As a student he was aware of the ludicrous situation of appointing doctors to Gaeltacht areas with no knowledge of Irish. He had already enjoyed acting and writing plays for the college’s drama society and with the idea of focusing public attention on the problem, and having a bit of fun, he wrote a bilingual two-act play, An Dochtúir, about an English-speaking doctor appointed to an Irish-speaking parish. The play was presented by no less than the Tawin Village Company of Players, which Ó Beirn had assembled for the occasion. He first presented his play at the Oireachtas of 1904 in the Rotunda Hospital, Dublin. It was such a success it was presented for a second night. From there to the Town Hall Galway where it was the talk of the town for is ingenuity and humour.

Hopeless bewilderment

It is a very simple play and the enjoyment obviously relied on the talent of its cast, which by all accounts lived up to expectations. The hopeless bewilderment of the poor befogged doctor as one patient after another came in and tried to relate their illnesses was obviously the high point, but the serious side of the situation was not lost on the audience.

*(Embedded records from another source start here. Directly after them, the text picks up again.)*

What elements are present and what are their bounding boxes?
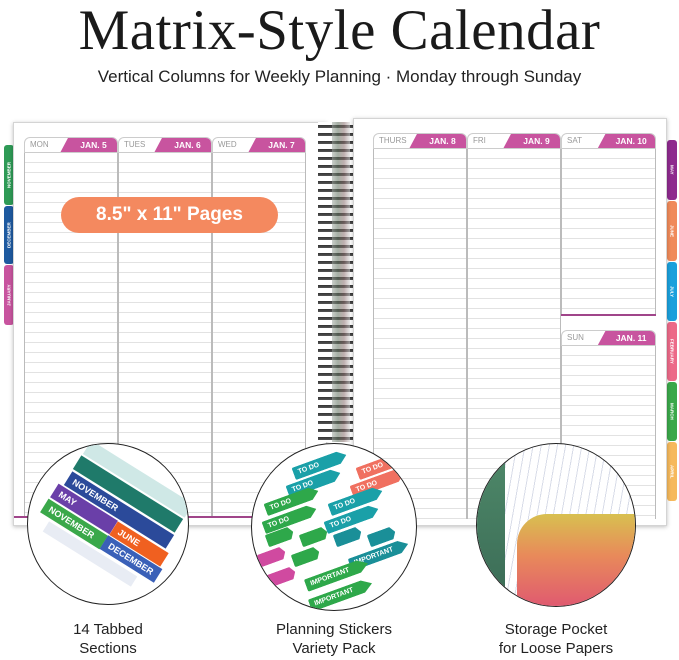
tab-march[interactable]: MARCH <box>667 382 677 441</box>
stickers-photo: TO DO TO DO TO DO TO DO TO DO TO DO TO D… <box>251 443 417 611</box>
sticker-blank <box>291 546 322 568</box>
day-header-tues: TUES JAN. 6 <box>118 137 212 153</box>
storage-pocket-photo <box>476 443 636 607</box>
tab-april[interactable]: APRIL <box>667 442 677 501</box>
caption-tabbed-sections: 14 Tabbed Sections <box>73 621 143 657</box>
tab-july[interactable]: JULY <box>667 262 677 321</box>
sticker-blank <box>299 526 330 548</box>
sat-rule <box>561 314 656 316</box>
day-header-thurs: THURS JAN. 8 <box>373 133 467 149</box>
pocket <box>517 514 635 606</box>
day-column-sat[interactable] <box>561 149 656 315</box>
day-header-sun: SUN JAN. 11 <box>561 330 656 346</box>
sticker-blank <box>267 566 298 588</box>
tab-june[interactable]: JUNE <box>667 201 677 261</box>
day-header-sat: SAT JAN. 10 <box>561 133 656 149</box>
tabbed-sections-photo: NOVEMBER MAY JUNE NOVEMBER DECEMBER <box>27 443 189 605</box>
caption-storage-pocket: Storage Pocket for Loose Papers <box>498 621 614 657</box>
tab-may[interactable]: MAY <box>667 140 677 200</box>
page-size-badge: 8.5" x 11" Pages <box>61 197 278 233</box>
caption-stickers: Planning Stickers Variety Pack <box>276 621 392 657</box>
sticker-blank <box>257 546 288 568</box>
cover-edge <box>477 444 505 606</box>
subtitle: Vertical Columns for Weekly Planning · M… <box>97 67 582 86</box>
page-title: Matrix-Style Calendar <box>78 0 601 62</box>
day-header-fri: FRI JAN. 9 <box>467 133 561 149</box>
tab-february[interactable]: FEBRUARY <box>667 322 677 381</box>
day-header-wed: WED JAN. 7 <box>212 137 306 153</box>
day-header-mon: MON JAN. 5 <box>24 137 118 153</box>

In the second act there is the snobbery of the O’Clunain family who were encouraging their convent educated daughter to marry the doctor. Mrs O’Clunain instructs their servant how to address the doctor, in grand English tones. But when the daughter is introduced to the doctor, she comes across as too Irish to please her mother. In the end the daughter is encouraged to entertain the doctor, and to show-off their sophistication, by singing a French song, but instead she belts out the Spailpín Fánach.

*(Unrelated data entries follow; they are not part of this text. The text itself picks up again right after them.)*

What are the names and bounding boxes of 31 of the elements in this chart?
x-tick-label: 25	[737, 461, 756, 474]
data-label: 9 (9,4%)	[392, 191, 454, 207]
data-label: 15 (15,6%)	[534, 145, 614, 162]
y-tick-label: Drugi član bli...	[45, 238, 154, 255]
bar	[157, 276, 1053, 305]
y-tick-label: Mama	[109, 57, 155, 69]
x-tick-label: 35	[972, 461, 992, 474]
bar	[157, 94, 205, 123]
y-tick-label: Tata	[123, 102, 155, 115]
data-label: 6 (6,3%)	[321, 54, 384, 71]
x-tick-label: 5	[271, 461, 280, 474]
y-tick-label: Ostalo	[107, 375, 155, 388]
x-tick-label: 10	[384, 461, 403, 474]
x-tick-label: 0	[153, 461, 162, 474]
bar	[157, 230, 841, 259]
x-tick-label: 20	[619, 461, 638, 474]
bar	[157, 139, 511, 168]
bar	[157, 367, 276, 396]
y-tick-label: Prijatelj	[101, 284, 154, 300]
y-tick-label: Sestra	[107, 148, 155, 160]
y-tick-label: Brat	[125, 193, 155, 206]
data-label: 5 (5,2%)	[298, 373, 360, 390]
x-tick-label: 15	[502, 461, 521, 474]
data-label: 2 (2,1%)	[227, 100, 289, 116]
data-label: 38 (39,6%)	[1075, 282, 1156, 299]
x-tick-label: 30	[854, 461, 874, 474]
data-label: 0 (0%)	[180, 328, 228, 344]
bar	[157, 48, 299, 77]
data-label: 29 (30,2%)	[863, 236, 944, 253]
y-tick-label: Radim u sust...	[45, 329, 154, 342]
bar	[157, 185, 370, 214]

The Tuam Herald, which has always offered helpful criticism and encouragement to local drama, as it still does to day, perhaps surpassed itself on this occasion proclaiming that ‘from start to finish the audience was choked with laughter, blinded with tears, and every now and again was heard the long drawn out sigh that betrayed the splitting side.’

Visiting homes

But perhaps it was the untimely death of Ó Beirn’s dearly loved brother, Michael, aged 25 years, who died of TB following ‘a bad wetting during his travels’, that drove him on to even harder work. Padraic Pearse, who, at this time, was staying for long periods at his cottage at Rosmuc, was impressed by Ó Beirn’s sense of urgency and the imaginative presentation of his lectures. Through an appeal in Pearse’s paper An Claidheamh Soluis he organised a subscription to pay a substitute dispensary doctor at Clonbur, thus freeing Ó Beirn to conduct a far-reaching lecture tour into the desperately impoverished Gaeltacht districts. He spent days visiting homes to advise on practical improvements; often physically assisting householders to install concrete floors, chimneys, windows that opened, and outhouses.

Others would follow ÓBeirn’s example, notably Lady Aberdeen, but Ó Beirn was regarded as the apostle of anti-tuberculosis work and public health in the west of Ireland.

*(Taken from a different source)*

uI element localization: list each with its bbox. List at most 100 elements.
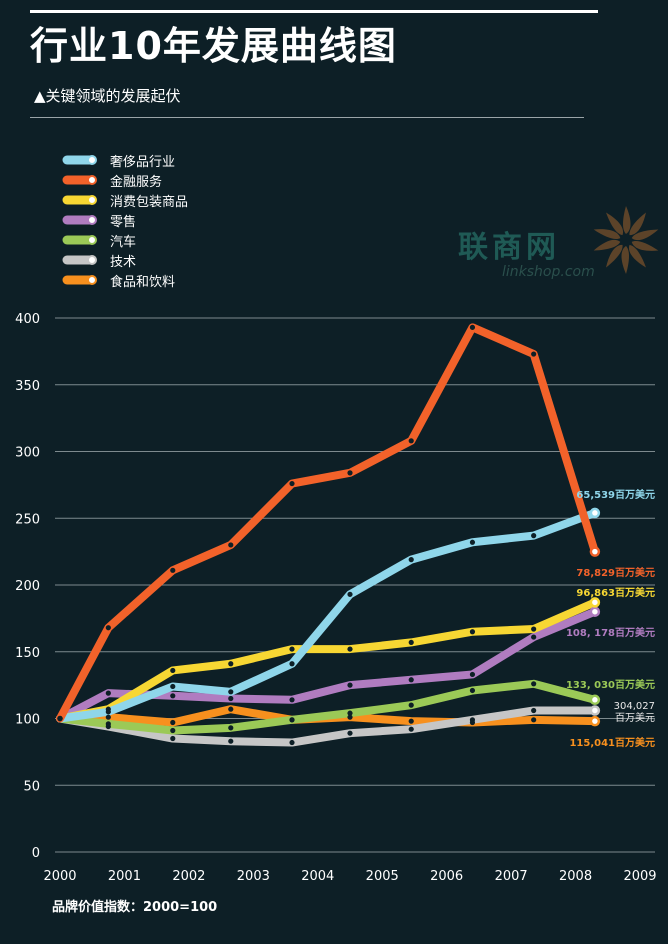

Next week: A row over the teaching of English at Tawin NS that won the support of Sir Roger Casement, Douglas Hyde, Padraic Pearse and others, which I will try to tell next week.

NOTES: The mention of the O’Malley’s hedge schools at Kilmilcin, Maam Valley, last week prompted Paddy Cunningham of Dangan Nurseries, to tell me that from those beginnings a total of 64 O’Malley descendants became doctors, and counting!

Paddy’s mother Else and her sister Ulla Nevander, were Finnish, coming to Ireland having participated in the so called ‘Winter War’ when the Soviet Union invaded Finland 1939, and were fiercely resisted. Else married Paddy Cunningham Sr. and eventually started the nursery; Ulla married Jack O’Malley of Maam, whose children became doctors. Séamus Ó Beirn married Sabina O’Malley of Kilmilcin. They had 10 children, three of whom became doctors.

I am indebted this week for an essay Fíoradh na Físe Gaelaí? by Nollaig Mac Congáil, Journal of the Galway Archaeological and Historical Society (vol 62 2010 ), and ‘Séamus Ó Beirn’, Dictionary of Irish Biography, by William White.